Akibatnya secara keseluruhan omzet penjualan toko parsel Adriana turun hingga 60%. Masalahnya, untuk bisa jualan di kawasan itu dia harus membayar biaya service charge alias iuran ke pengelola gedung. Belum lagi untuk membayar gaji para perajin parcel dan karyawan toko lainnya.
"Kalau Natal ini hampir sama ya (dengan Natal tahun lalu). Kalau Natal memang sebelum pandemi ya masih mending. Tapi kalau yang semenjak pandemi itu pengaruh banget. Turunnya hampir 60% mah ada sebelum pandemi," ucapnya.

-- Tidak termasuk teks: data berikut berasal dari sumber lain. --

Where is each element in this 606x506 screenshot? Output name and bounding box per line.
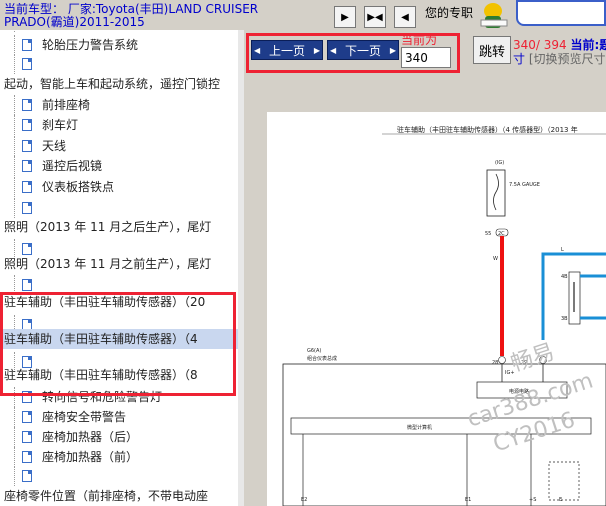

"Saya mah (iuran gedung) sebulan hampir Rp 7 jutaan. Cari duit buat begitu saja. Kalau kita nggak bayar kan bisa nunggak nanti jadi berat. Ya cari uang cukup buat bayar gaji karyawan, service charge gitu saja sudah. Kalau buat puterin susah, harus keluar modal lagi. Ya ketolongnya mungkin nanti sama Lebaran. Natal sama Imlek masih mending Natal," sambungnya.
Senada dengan Adriana, pedagang lain di kawasan Cikini Gold Center bernama Sri juga mengatakan penjualan parsel di tokonya jelang Nataru ini masih sangat landai. Baik dari hasil penjualan dari para pelanggan yang datang ke tokonya maupun pesanan dari para langganan.
"Orang yang datang ke sini sekarang sedikit. Saya biasanya juga jualan ke luar kota, kalau saya tuh cari uang di luar, sekarang kirim kalau ada beli. Tahun ini memang lagi kurang," ucapnya.
"Lah ini, lihat saja sendiri masih banyak parsel belum laku," terang Sri lagi sembari menunjukkan banyaknya parsel yang terpanjang di depan tokonya.
Kalaupun ada pelanggan, menurutnya jumlah parcel yang dibeli tidak sebanyak tahun-tahun sebelumnya. Sehingga secara umum Sri mengatakan omzet penjualan parsel di tokonya jelang Natal tahun ini mengalami penurunan hingga 50%. "Natal tahun ini turun 50% kalo dibanding sama tahun-tahun sebelumnya lah. Ya kurang lebih segitu turunya," kata Sri.
Padahal dirinya selaku pemilik toko juga harus membayar gaji sejumlah karyawan hingga service charge ke pengelola gedung yang menurutnya cukup tinggi.
"Service charge Rp 150 ribu per bulan, per meter persegi. Kan nggak wajar dong? Ini juga kan masih harus bayar sewa kios, itu Rp 1,5 juta per bulan. (Sewa kios ke pengelola gedung juga?) nggak, kalau kios di sini kebanyakan sudah punya orang atau punya sendiri," papar Sri.